Lorsque Thérèse contemple le lavement des pieds, elle n’en parle qu’à un seul endroit, c’est dans la prière pour obtenir l’humilité. Et ce qu’elle nous en dit, c’est précisément :
Ô Puissant Monarque des Cieux, oui mon âme trouve le repos en vous voyant revêtu de la forme et de la nature d’esclave, vous abaisser jusqu’à laver les pieds à vos apôtres. Je me souviens alors de ces paroles que vous avez prononcées pour m’apprendre à pratiquer l’humilité : « Je vous ai donné l’exemple afin que vous fassiez vous-même ce que j’ai fait, le disciple n’est pas plus grand que le Maître… » (Pri 20 – Prière pour demander l’humilité)
Nous ne pouvons nous faire les serviteurs de nos frères que dans l’humilité.
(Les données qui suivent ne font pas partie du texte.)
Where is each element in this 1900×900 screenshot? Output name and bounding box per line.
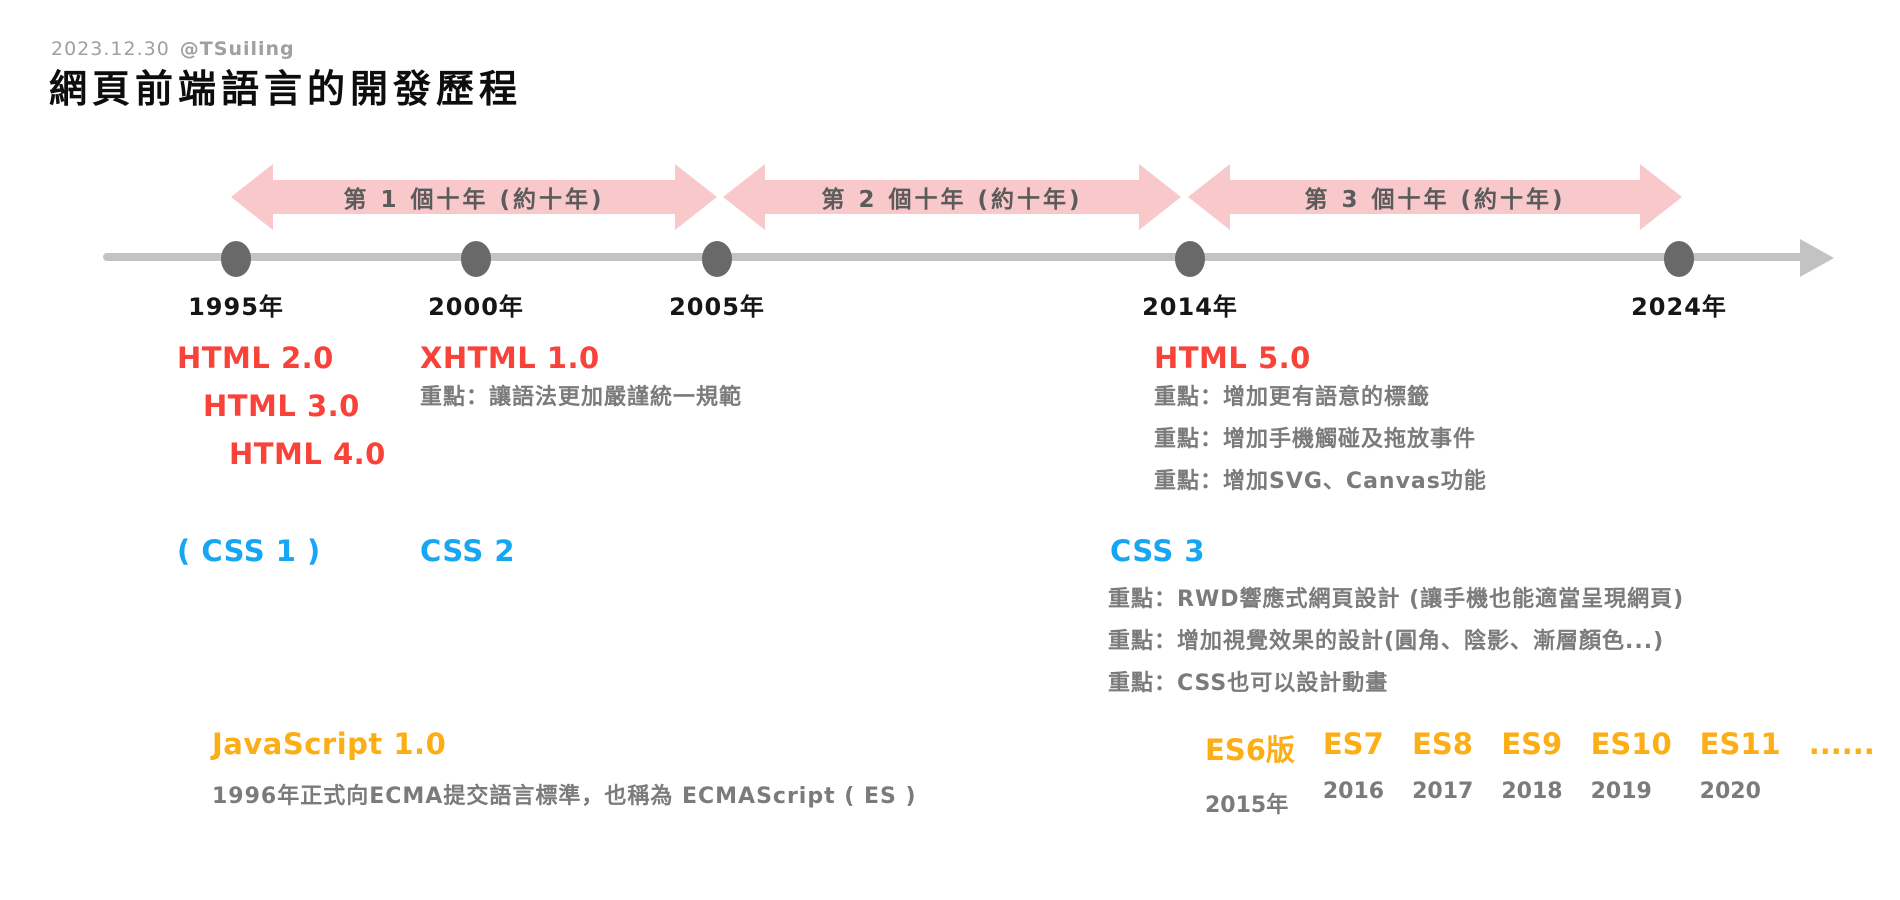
es10-year: 2019 bbox=[1590, 779, 1652, 804]
year-label-2000: 2000年 bbox=[428, 293, 524, 321]
html-2-0-heading: HTML 2.0 bbox=[177, 341, 334, 375]
html5-note-block: 重點：增加更有語意的標籤 重點：增加手機觸碰及拖放事件 重點：增加SVG、Can… bbox=[1154, 384, 1487, 510]
css3-note-1: 重點：RWD響應式網頁設計 (讓手機也能適當呈現網頁) bbox=[1108, 587, 1685, 612]
timeline-dot-1995 bbox=[221, 241, 251, 277]
html-3-0-heading: HTML 3.0 bbox=[203, 389, 360, 423]
css3-note-block: 重點：RWD響應式網頁設計 (讓手機也能適當呈現網頁) 重點：增加視覺效果的設計… bbox=[1108, 586, 1684, 712]
decade-arrow-2: 第 2 個十年 (約十年) bbox=[723, 164, 1181, 230]
html5-note-3: 重點：增加SVG、Canvas功能 bbox=[1154, 469, 1487, 494]
year-label-2014: 2014年 bbox=[1142, 293, 1238, 321]
page-title: 網頁前端語言的開發歷程 bbox=[49, 67, 523, 111]
es-more-label: ...... bbox=[1808, 727, 1875, 761]
decade-arrow-1: 第 1 個十年 (約十年) bbox=[231, 164, 717, 230]
year-label-1995: 1995年 bbox=[188, 293, 284, 321]
es-version-col-more: ...... bbox=[1809, 727, 1875, 779]
timeline-axis bbox=[103, 253, 1808, 261]
javascript-note: 1996年正式向ECMA提交語言標準，也稱為 ECMAScript ( ES ) bbox=[212, 784, 917, 809]
es7-label: ES7 bbox=[1322, 727, 1384, 761]
es-version-col-es11: ES11 2020 bbox=[1700, 727, 1781, 804]
es-version-col-es8: ES8 2017 bbox=[1412, 727, 1473, 804]
es-version-col-es6: ES6版 2015年 bbox=[1205, 727, 1295, 819]
css3-note-2: 重點：增加視覺效果的設計(圓角、陰影、漸層顏色...) bbox=[1108, 629, 1665, 654]
css3-note-3: 重點：CSS也可以設計動畫 bbox=[1108, 671, 1389, 696]
es11-year: 2020 bbox=[1699, 779, 1761, 804]
timeline-dot-2005 bbox=[702, 241, 732, 277]
year-label-2005: 2005年 bbox=[669, 293, 765, 321]
css-3-heading: CSS 3 bbox=[1110, 534, 1206, 568]
es-version-col-es7: ES7 2016 bbox=[1323, 727, 1384, 804]
es10-label: ES10 bbox=[1590, 727, 1672, 761]
es9-year: 2018 bbox=[1501, 779, 1563, 804]
timeline-dot-2014 bbox=[1175, 241, 1205, 277]
es7-year: 2016 bbox=[1322, 779, 1385, 804]
es6-label: ES6版 bbox=[1205, 733, 1295, 767]
meta-date: 2023.12.30 bbox=[51, 38, 170, 60]
xhtml-1-0-heading: XHTML 1.0 bbox=[420, 341, 600, 375]
es-versions-row: ES6版 2015年 ES7 2016 ES8 2017 ES9 2018 ES… bbox=[1205, 727, 1875, 819]
decade-arrow-3: 第 3 個十年 (約十年) bbox=[1188, 164, 1682, 230]
css-1-heading: ( CSS 1 ) bbox=[177, 534, 321, 568]
html5-note-1: 重點：增加更有語意的標籤 bbox=[1154, 385, 1431, 410]
timeline-dot-2000 bbox=[461, 241, 491, 277]
es-version-col-es10: ES10 2019 bbox=[1591, 727, 1672, 804]
es8-year: 2017 bbox=[1412, 779, 1474, 804]
html-5-0-heading: HTML 5.0 bbox=[1154, 341, 1311, 375]
javascript-1-0-heading: JavaScript 1.0 bbox=[212, 727, 447, 761]
javascript-note-block: 1996年正式向ECMA提交語言標準，也稱為 ECMAScript ( ES ) bbox=[212, 783, 917, 825]
meta-line: 2023.12.30 @TSuiling bbox=[51, 38, 295, 60]
xhtml-note: 重點：讓語法更加嚴謹統一規範 bbox=[420, 385, 743, 410]
es8-label: ES8 bbox=[1412, 727, 1473, 761]
html-4-0-heading: HTML 4.0 bbox=[229, 437, 386, 471]
decade-arrow-1-label: 第 1 個十年 (約十年) bbox=[343, 187, 605, 213]
es9-label: ES9 bbox=[1501, 727, 1563, 761]
timeline-arrowhead-icon bbox=[1800, 239, 1834, 277]
meta-author-handle: @TSuiling bbox=[179, 38, 295, 60]
decade-arrow-3-label: 第 3 個十年 (約十年) bbox=[1304, 187, 1566, 213]
xhtml-note-block: 重點：讓語法更加嚴謹統一規範 bbox=[420, 384, 742, 426]
es6-year: 2015年 bbox=[1205, 793, 1289, 818]
css-2-heading: CSS 2 bbox=[420, 534, 516, 568]
es11-label: ES11 bbox=[1699, 727, 1781, 761]
timeline-dot-2024 bbox=[1664, 241, 1694, 277]
decade-arrow-2-label: 第 2 個十年 (約十年) bbox=[821, 187, 1083, 213]
year-label-2024: 2024年 bbox=[1631, 293, 1727, 321]
es-version-col-es9: ES9 2018 bbox=[1501, 727, 1562, 804]
html5-note-2: 重點：增加手機觸碰及拖放事件 bbox=[1154, 427, 1477, 452]
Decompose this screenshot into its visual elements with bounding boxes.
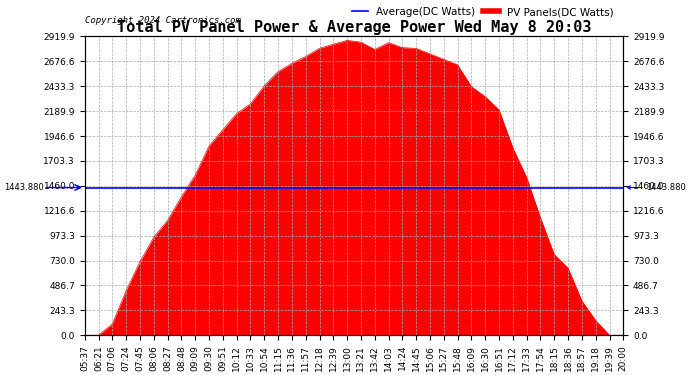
Title: Total PV Panel Power & Average Power Wed May 8 20:03: Total PV Panel Power & Average Power Wed… xyxy=(117,20,591,35)
Text: 1443.880: 1443.880 xyxy=(4,183,81,192)
Text: 1443.880: 1443.880 xyxy=(627,183,686,192)
Text: Copyright 2024 Cartronics.com: Copyright 2024 Cartronics.com xyxy=(85,15,241,24)
Legend: Average(DC Watts), PV Panels(DC Watts): Average(DC Watts), PV Panels(DC Watts) xyxy=(348,3,618,21)
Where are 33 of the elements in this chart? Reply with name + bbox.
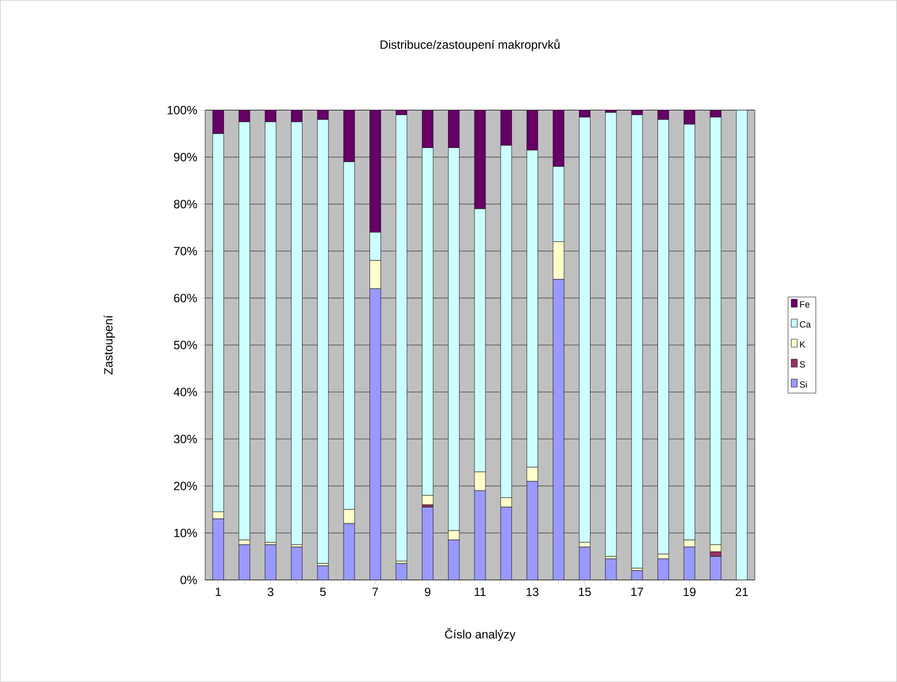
bar [396, 114, 408, 562]
y-tick-label: 70% [174, 246, 197, 256]
y-axis-title: Zastoupení [104, 315, 115, 375]
x-tick-label: 7 [372, 588, 378, 596]
x-tick-label: 9 [424, 588, 430, 596]
legend-label: Ca [800, 321, 811, 328]
x-tick-label: 19 [684, 588, 696, 596]
chart-title: Distribuce/zastoupení makroprvků [380, 39, 560, 52]
y-tick-label: 10% [174, 528, 197, 538]
x-tick-label: 3 [268, 588, 274, 596]
legend-label: Fe [800, 301, 810, 308]
y-tick-label: 40% [174, 388, 197, 396]
y-tick-label: 0% [180, 576, 197, 584]
legend-label: S [800, 361, 805, 368]
y-tick-label: 90% [174, 152, 197, 162]
y-tick-label: 60% [174, 294, 197, 302]
bar [631, 114, 643, 568]
x-axis-title: Číslo analýzy [445, 628, 516, 641]
y-tick-label: 80% [174, 200, 197, 208]
x-tick-label: 17 [631, 588, 644, 596]
legend-label: K [800, 341, 806, 348]
x-tick-label: 21 [736, 588, 748, 596]
y-tick-label: 100% [168, 106, 197, 114]
x-tick-label: 11 [474, 588, 486, 596]
x-tick-label: 1 [216, 588, 221, 596]
legend-label: Si [800, 381, 807, 388]
bar [605, 112, 617, 557]
y-tick-label: 30% [174, 434, 197, 444]
x-tick-label: 13 [526, 588, 538, 596]
y-tick-label: 50% [174, 340, 197, 350]
y-tick-label: 20% [174, 482, 197, 490]
x-tick-label: 15 [578, 588, 591, 596]
x-tick-label: 5 [320, 588, 326, 596]
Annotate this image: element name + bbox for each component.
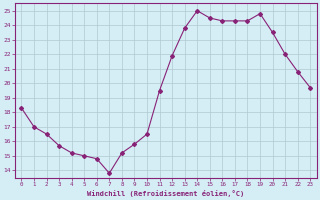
X-axis label: Windchill (Refroidissement éolien,°C): Windchill (Refroidissement éolien,°C): [87, 190, 244, 197]
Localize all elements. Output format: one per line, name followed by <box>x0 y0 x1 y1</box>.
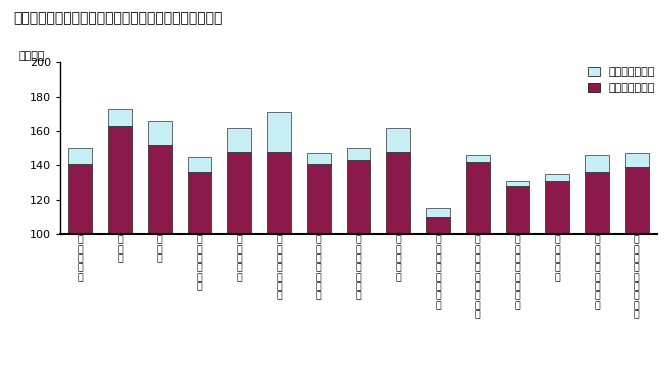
Text: 複
合
サ
ー
ビ
ス
事
業: 複 合 サ ー ビ ス 事 業 <box>594 236 600 310</box>
Text: 建
設
業: 建 設 業 <box>117 236 123 263</box>
Bar <box>466 155 490 162</box>
Text: 図２－３　産業別１人平均労働時間数（規模５人以上）: 図２－３ 産業別１人平均労働時間数（規模５人以上） <box>13 12 222 26</box>
Text: 調
査
産
業
計: 調 査 産 業 計 <box>77 236 83 282</box>
Bar <box>267 112 291 152</box>
Bar <box>148 145 172 234</box>
Bar <box>307 164 330 234</box>
Bar <box>625 153 649 167</box>
Bar <box>267 152 291 234</box>
Bar <box>585 155 609 172</box>
Text: 学
術
研
究
等: 学 術 研 究 等 <box>395 236 401 282</box>
Bar <box>426 217 450 234</box>
Bar <box>227 152 251 234</box>
Text: 電
気
・
ガ
ス
業: 電 気 ・ ガ ス 業 <box>196 236 202 291</box>
Bar <box>426 208 450 217</box>
Bar <box>68 164 92 234</box>
Bar <box>188 172 211 234</box>
Text: 運
輸
業
・
郵
便
業: 運 輸 業 ・ 郵 便 業 <box>276 236 282 301</box>
Bar <box>108 126 132 234</box>
Bar <box>387 128 410 152</box>
Text: 卸
売
業
・
小
売
業: 卸 売 業 ・ 小 売 業 <box>316 236 322 301</box>
Legend: 所定外労働時間, 所定内労働時間: 所定外労働時間, 所定内労働時間 <box>586 64 657 96</box>
Text: 生
活
関
連
サ
ー
ビ
ス
等: 生 活 関 連 サ ー ビ ス 等 <box>475 236 480 319</box>
Bar <box>506 186 529 234</box>
Bar <box>625 167 649 234</box>
Text: そ
の
他
の
サ
ー
ビ
ス
業: そ の 他 の サ ー ビ ス 業 <box>634 236 640 319</box>
Text: 教
育
・
学
習
支
援
業: 教 育 ・ 学 習 支 援 業 <box>515 236 521 310</box>
Bar <box>387 152 410 234</box>
Bar <box>346 148 371 160</box>
Bar <box>585 172 609 234</box>
Text: （時間）: （時間） <box>19 51 45 61</box>
Text: 情
報
通
信
業: 情 報 通 信 業 <box>237 236 242 282</box>
Text: 製
造
業: 製 造 業 <box>157 236 163 263</box>
Text: 宿
泊
業
・
飲
食
業
等: 宿 泊 業 ・ 飲 食 業 等 <box>435 236 441 310</box>
Bar <box>545 181 569 234</box>
Bar <box>148 121 172 145</box>
Bar <box>307 153 330 164</box>
Bar <box>108 109 132 126</box>
Bar <box>466 162 490 234</box>
Bar <box>227 128 251 152</box>
Bar <box>68 148 92 164</box>
Text: 医
療
・
福
祉: 医 療 ・ 福 祉 <box>554 236 560 282</box>
Bar <box>188 157 211 172</box>
Text: 金
融
業
・
保
険
業: 金 融 業 ・ 保 険 業 <box>356 236 361 301</box>
Bar <box>506 181 529 186</box>
Bar <box>346 160 371 234</box>
Bar <box>545 174 569 181</box>
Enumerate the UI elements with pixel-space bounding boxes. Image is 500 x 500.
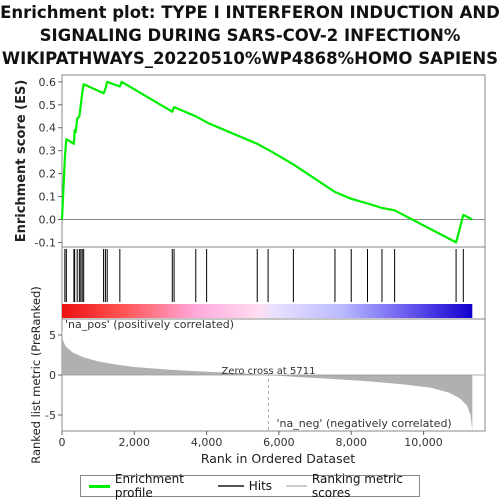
es-y-tick-label: 0.2 — [39, 168, 57, 181]
es-y-tick-label: 0.6 — [39, 76, 57, 89]
legend: Enrichment profile Hits Ranking metric s… — [80, 472, 420, 500]
x-tick-label: 0 — [59, 436, 66, 449]
legend-item-ranking: Ranking metric scores — [286, 472, 419, 500]
x-tick-label: 4,000 — [191, 436, 223, 449]
metric-y-axis-label: Ranked list metric (PreRanked) — [29, 286, 43, 464]
legend-swatch-enrichment — [89, 484, 110, 488]
pos-correlated-label: 'na_pos' (positively correlated) — [65, 318, 234, 331]
legend-item-hits: Hits — [217, 479, 273, 493]
es-y-axis-label: Enrichment score (ES) — [14, 80, 29, 243]
ranking-color-bar — [62, 304, 473, 318]
legend-item-enrichment: Enrichment profile — [89, 472, 204, 500]
legend-label-enrichment: Enrichment profile — [114, 472, 184, 500]
legend-label-ranking: Ranking metric scores — [311, 472, 403, 500]
es-y-tick-label: 0.1 — [39, 191, 57, 204]
es-y-tick-label: -0.1 — [35, 236, 56, 249]
enrichment-profile-line — [60, 80, 473, 244]
x-tick-label: 6,000 — [263, 436, 295, 449]
plot-title-line-3: WIKIPATHWAYS_20220510%WP4868%HOMO SAPIEN… — [1, 49, 499, 68]
plot-title-line-2: SIGNALING DURING SARS-COV-2 INFECTION% — [39, 26, 461, 45]
ranking-metric-area — [62, 330, 473, 431]
neg-correlated-label: 'na_neg' (negatively correlated) — [276, 417, 451, 430]
x-axis-label: Rank in Ordered Dataset — [201, 451, 355, 466]
legend-swatch-hits — [217, 485, 244, 487]
x-tick-label: 2,000 — [119, 436, 151, 449]
legend-label-hits: Hits — [248, 479, 273, 493]
metric-y-tick-label: -5 — [45, 409, 56, 422]
es-y-tick-label: 0.0 — [39, 213, 57, 226]
es-panel — [61, 74, 486, 248]
x-tick-label: 10,000 — [404, 436, 443, 449]
metric-y-tick-label: 5 — [49, 329, 56, 342]
x-tick-label: 8,000 — [335, 436, 367, 449]
es-y-tick-label: 0.3 — [39, 145, 57, 158]
es-y-tick-label: 0.4 — [39, 122, 57, 135]
metric-y-tick-label: 0 — [49, 369, 56, 382]
enrichment-chart-svg: -0.1 0.0 0.1 0.2 0.3 0.4 0.5 0.6 -5 0 5 0 2,000 4,00… — [14, 74, 486, 466]
legend-swatch-ranking — [286, 485, 307, 487]
es-y-tick-label: 0.5 — [39, 99, 57, 112]
plot-title-line-1: Enrichment plot: TYPE I INTERFERON INDUC… — [0, 3, 500, 22]
zero-cross-label: Zero cross at 5711 — [221, 366, 315, 377]
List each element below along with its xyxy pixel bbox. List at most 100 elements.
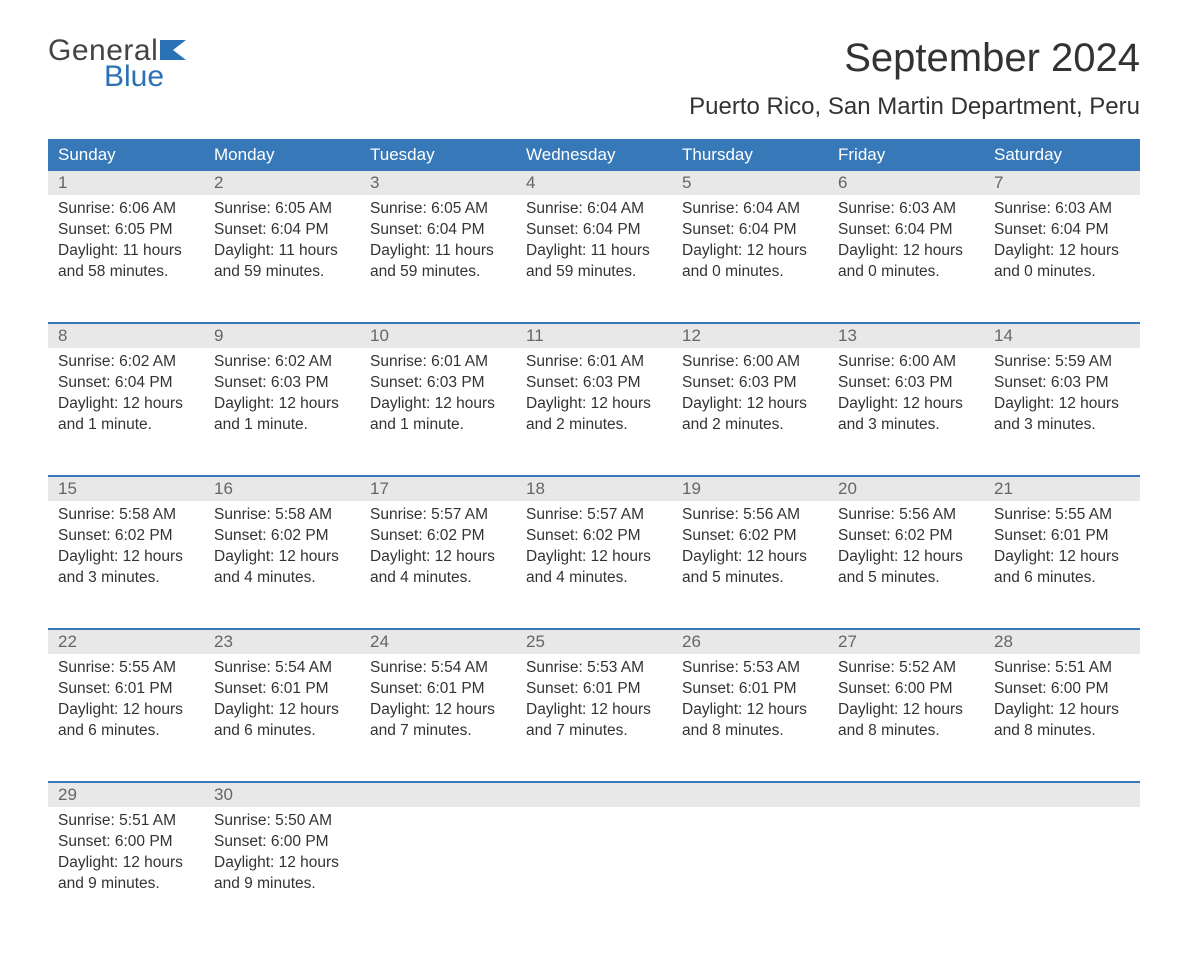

Nous ne pouvons vivre du mystère de l’Eucharistie que dans l’humilité, c’est-à-dire dans l’attitude de Jésus qui est doux et humble de cœur. Dans le mystère de l’Eucharistie, Jésus nous fait partager d’une certaine manière cette douceur et cette humilité de cœur pour que nous puissions la vivre. Mais il n’y a jamais rien de magique, vous le savez bien, dans la vie spirituelle ; ce que Dieu nous donne, c’est à nous de le mettre en œuvre par et dans la grâce de Dieu.
Mais le vieil homme qui est en nous est toujours prompt à pointer le bout de son nez. Ainsi, lorsque nous nous faisons les serviteurs de nos frères, nous avons la tentation de chercher un merci. J’ai fait tout cela et je n’ai même pas eu un merci… Thérèse connaît cette tentation. On trouve cela dans le carnet jaune, Mère Agnès écrit : « A propos des sentiments dont on ne peut se défendre quelquefois, lorsqu’après avoir rendu un service on ne reçoit aucun témoignage de reconnaissance. » Thérèse :
Moi aussi, je vous assure, j’éprouve le sentiment dont vous me parlez ; mais je ne suis jamais attrapée, car je n’attends sur la terre aucune rétribution : je fais tout pour le bon Dieu, comme cela je ne puis rien perdre et je suis toujours très bien payée du mal que je me donne à servir le prochain.
Si, par impossible, le bon Dieu lui-même ne voyait pas mes bonnes actions, je n’en serais nullement affligée. Je l’aime tant, que je voudrais pouvoir lui faire plaisir sans même qu’il sache que c’est moi. Le sachant et le voyant, il est comme obligé « de m’en rendre », je ne voudrais pas lui donner cette peine là…
Ce côté enfantin de Thérèse qui déroute beaucoup de personnes, est en fait une attitude profonde de filiation : elle prend au sérieux le fait d’être enfant de Dieu et de se comporter vis-à-vis de Dieu le Père comme un enfant, avec l’audace de l’enfant et la joie de l’enfant de faire plaisir.
Demandons cette grâce, en célébrant l’Eucharistie, de savoir nous faire les serviteurs de nos frères, sans attendre d’autre rétribution que le merci que Jésus prononcera au Ciel lorsqu’il nous accueillera.